Identification of Genes Activated By Bile Acids

胆汁酸激活基因的鉴定

• 批准号: 7101101
• 负责人: Peter A Edwards
• 金额: $ 37.72万
• 依托单位: UNIVERSITY OF CALIFORNIA LOS ANGELES
• 依托单位国家: 美国
• 财政年份: 2001
• 资助国家: 美国
• 起止时间: 2001-09-01 至 2010-06-30
• 项目状态: 已结题
• 来源: https://reporter.nih.gov/project-details/7101101
• 关键词: acetaminophen; adrenal glands; bactericidal immunity; blood glucose; cell line; cholanate compound; chromatin immunoprecipitation; cytoprotection; farnesyl compound; gene expression; genetic mapping; genetic regulation; genetically modified animals; glucose metabolism; hepatotoxin; laboratory mouse; liver metabolism; nuclear receptors; protein isoforms; protein structure function; receptor expression; septic shock; steroid biosynthesis; transcription factor

DESCRIPTION (provided by applicant): The major goals of our research have been to identify the mechanisms of activation of the farnesoid X receptor (FXR) and to define its role in regulating metabolic pathways.

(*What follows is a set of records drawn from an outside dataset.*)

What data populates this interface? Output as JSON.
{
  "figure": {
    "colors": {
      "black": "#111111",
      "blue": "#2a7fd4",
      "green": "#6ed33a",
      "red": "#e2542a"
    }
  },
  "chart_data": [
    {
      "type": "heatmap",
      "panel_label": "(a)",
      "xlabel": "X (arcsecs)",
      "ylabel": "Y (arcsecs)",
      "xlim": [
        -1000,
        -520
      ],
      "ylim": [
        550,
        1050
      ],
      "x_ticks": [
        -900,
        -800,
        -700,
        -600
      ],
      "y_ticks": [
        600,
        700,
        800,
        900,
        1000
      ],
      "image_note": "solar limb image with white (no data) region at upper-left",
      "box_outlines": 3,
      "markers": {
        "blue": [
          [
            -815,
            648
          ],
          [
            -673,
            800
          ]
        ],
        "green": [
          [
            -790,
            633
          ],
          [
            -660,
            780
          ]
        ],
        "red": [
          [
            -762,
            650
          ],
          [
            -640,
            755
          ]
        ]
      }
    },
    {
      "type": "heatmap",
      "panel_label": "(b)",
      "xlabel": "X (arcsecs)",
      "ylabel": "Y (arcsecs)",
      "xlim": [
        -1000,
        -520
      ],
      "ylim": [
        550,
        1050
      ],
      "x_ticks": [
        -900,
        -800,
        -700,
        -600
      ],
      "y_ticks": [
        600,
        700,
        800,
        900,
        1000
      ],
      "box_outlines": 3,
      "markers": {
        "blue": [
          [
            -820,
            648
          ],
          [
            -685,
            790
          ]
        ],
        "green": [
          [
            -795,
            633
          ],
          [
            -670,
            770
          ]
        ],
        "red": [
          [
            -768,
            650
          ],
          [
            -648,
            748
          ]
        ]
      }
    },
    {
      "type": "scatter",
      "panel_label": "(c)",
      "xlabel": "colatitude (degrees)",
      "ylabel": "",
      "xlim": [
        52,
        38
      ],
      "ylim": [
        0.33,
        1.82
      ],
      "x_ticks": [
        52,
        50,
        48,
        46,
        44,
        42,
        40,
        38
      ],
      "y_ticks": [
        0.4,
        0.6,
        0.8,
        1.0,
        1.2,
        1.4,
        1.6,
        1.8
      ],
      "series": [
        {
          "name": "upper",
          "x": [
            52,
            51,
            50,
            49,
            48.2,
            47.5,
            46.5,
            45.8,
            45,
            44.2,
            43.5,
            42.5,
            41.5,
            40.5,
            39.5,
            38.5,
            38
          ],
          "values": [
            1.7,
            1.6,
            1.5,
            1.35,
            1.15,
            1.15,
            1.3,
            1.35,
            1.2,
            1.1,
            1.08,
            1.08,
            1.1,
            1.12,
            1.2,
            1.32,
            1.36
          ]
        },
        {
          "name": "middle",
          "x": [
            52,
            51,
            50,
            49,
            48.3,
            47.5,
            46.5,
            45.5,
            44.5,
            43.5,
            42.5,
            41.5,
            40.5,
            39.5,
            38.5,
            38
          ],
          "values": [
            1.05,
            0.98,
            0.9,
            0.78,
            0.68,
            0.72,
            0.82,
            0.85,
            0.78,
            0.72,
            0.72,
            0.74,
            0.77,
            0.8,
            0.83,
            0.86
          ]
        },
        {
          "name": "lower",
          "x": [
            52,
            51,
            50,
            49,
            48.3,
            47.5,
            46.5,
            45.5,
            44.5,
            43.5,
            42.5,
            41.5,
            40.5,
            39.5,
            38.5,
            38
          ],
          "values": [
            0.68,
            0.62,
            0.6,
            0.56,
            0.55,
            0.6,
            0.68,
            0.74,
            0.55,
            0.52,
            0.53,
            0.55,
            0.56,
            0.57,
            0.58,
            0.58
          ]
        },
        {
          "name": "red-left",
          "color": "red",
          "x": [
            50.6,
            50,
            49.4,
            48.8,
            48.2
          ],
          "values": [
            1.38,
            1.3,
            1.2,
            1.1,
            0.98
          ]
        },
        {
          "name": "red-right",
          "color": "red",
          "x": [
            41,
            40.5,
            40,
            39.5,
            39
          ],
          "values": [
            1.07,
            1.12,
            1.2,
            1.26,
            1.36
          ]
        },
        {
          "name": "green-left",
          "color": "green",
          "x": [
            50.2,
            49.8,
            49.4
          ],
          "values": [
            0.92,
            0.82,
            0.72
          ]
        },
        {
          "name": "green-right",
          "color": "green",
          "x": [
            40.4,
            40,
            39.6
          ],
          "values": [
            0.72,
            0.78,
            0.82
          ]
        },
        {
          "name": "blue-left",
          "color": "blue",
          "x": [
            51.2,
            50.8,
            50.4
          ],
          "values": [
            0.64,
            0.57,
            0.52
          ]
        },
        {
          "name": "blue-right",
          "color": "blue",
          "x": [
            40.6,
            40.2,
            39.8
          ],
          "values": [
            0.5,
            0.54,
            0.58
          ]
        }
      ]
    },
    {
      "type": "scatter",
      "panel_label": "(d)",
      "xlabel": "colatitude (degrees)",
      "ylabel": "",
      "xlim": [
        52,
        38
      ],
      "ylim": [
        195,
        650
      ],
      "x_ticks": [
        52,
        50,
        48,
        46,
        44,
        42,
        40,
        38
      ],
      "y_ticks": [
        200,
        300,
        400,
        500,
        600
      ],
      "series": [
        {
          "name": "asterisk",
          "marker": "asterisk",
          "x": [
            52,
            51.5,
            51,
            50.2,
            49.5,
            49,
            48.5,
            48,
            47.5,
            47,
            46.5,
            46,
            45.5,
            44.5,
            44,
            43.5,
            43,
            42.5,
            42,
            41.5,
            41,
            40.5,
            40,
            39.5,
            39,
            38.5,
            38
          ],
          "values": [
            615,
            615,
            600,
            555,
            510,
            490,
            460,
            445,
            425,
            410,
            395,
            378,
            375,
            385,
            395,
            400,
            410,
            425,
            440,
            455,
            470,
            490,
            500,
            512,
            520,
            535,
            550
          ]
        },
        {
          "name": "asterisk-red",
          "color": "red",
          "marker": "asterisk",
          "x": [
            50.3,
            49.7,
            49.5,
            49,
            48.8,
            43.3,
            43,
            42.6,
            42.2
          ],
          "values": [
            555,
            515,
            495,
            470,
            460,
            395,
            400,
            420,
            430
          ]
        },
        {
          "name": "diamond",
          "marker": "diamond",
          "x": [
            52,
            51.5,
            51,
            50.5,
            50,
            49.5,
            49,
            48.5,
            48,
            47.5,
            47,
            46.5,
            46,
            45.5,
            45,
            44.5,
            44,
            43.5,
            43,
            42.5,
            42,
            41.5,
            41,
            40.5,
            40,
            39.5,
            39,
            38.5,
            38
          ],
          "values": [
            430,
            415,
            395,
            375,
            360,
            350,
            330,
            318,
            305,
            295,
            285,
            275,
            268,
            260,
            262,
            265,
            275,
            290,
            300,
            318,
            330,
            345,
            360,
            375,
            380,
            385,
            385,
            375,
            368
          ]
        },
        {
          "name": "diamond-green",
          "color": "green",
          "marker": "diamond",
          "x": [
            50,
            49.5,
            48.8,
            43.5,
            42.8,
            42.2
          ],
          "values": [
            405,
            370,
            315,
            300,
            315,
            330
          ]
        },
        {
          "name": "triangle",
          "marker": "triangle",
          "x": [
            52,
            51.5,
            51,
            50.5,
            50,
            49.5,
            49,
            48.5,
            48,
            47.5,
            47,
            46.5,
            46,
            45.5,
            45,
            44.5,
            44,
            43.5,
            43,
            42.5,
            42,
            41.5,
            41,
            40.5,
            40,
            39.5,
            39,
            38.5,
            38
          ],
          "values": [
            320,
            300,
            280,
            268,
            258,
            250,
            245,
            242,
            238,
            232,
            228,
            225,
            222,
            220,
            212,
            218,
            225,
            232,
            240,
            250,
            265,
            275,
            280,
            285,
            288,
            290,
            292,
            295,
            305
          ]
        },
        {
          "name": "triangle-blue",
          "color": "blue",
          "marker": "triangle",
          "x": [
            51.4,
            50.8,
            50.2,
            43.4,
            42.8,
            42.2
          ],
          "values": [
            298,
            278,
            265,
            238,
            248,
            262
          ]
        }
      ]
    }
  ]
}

To this end, we have identified four human and murine FXR transcripts derived from a single gene that encode four different protein isoforms. Our identification of a four amino acid motif (MYTG), located immediately adjacent to the DNA binding domain of two of the four isoforms, dramatically altered our thinking about this transcription factor; new and exciting data suggest that the presence of this motif affects transactivation of certain hepatic and adrenal genes. We have recently discovered that activated FXR has a pronounced effect on glucose metabolism in mice and is highly protective against the acute hepatoxicity produced by toxic xenobiotics and from the toxic effects of IPS (lipopolysaccharide). We have also recently obtained evidence that FXR regulates a number of steroidogenic genes, suggesting a functional role for FXR in the adrenal cortex. Based on these data, generated during the current grant period, we propose to conduct mechanistic studies to elucidate the roles of FXR in i) the control of plasma glucose levels and hepatic glucose metabolism, ii) the control of plasma and hepatic lipid levels, iii) protection of the liver from damage induced by xenobiotics such as acetaminophen, iv) protecting mice from endotoxin shock and bacterial infection and v) the regulation of target genes in adrenal steroidogenic cells. These studies will be aided by the availability of FXR transgenic and FXR-/- mice, and mice lacking FXR in the liver or intestine, and adenovirus expressing individual FXR isoforms. To complement these approaches, mechanistic studies will be conducted to elucidate the function of the MYTG motif present in two of the four FXR isoforms. Taken together, these studies will identify novel regulatory mechanisms by which FXR isoforms activate transcription. In addition, these studies will elucidate the role of FXR in glucose, steroid and drug metabolism and in resistance to endotoxin.

描述（由申请人提供）：我们研究的主要目标是确定法呢醇 X 受体 (FXR) 的激活机制并确定其在调节代谢途径中的作用。为此，我们鉴定了源自编码四种不同蛋白质亚型的单个基因的四种人类和鼠类 FXR 转录本。我们对四个氨基酸基序 (MYTG) 的鉴定，该基序紧邻四个亚型中两个的 DNA 结合域，极大地改变了我们对这种转录因子的看法；新的令人兴奋的数据表明，该基序的存在会影响某些肝脏和肾上腺基因的反式激活。我们最近发现，活化的 FXR 对小鼠的葡萄糖代谢有显着影响，并且对有毒异生物质产生的急性肝毒性和 IPS（脂多糖）的毒性作用具有高度保护作用。我们最近还获得了 FXR 调节许多类固醇生成基因的证据，表明 FXR 在肾上腺皮质中发挥功能作用。基于当前资助期间产生的这些数据，我们建议进行机制研究，以阐明 FXR 在 i) 血浆葡萄糖水平和肝葡萄糖代谢的控制，ii) 血浆和肝脂质水平的控制，iii 中的作用) 保护肝脏免受对乙酰氨基酚等异生物质引起的损害，iv) 保护小鼠免受内毒素休克和细菌感染，v) 调节肾上腺类固醇生成细胞中的靶基因。这些研究将得到 FXR 转基因小鼠和 FXR-/- 小鼠、肝脏或肠道缺乏 FXR 的小鼠以及表达单个 FXR 亚型的腺病毒的帮助。为了补充这些方法，将进行机制研究以阐明四种 FXR 同种型中的两种中存在的 MYTG 基序的功能。总而言之，这些研究将确定 FXR 亚型激活转录的新调控机制。此外，这些研究将阐明 FXR 在葡萄糖、类固醇和药物代谢以及内毒素抵抗中的作用。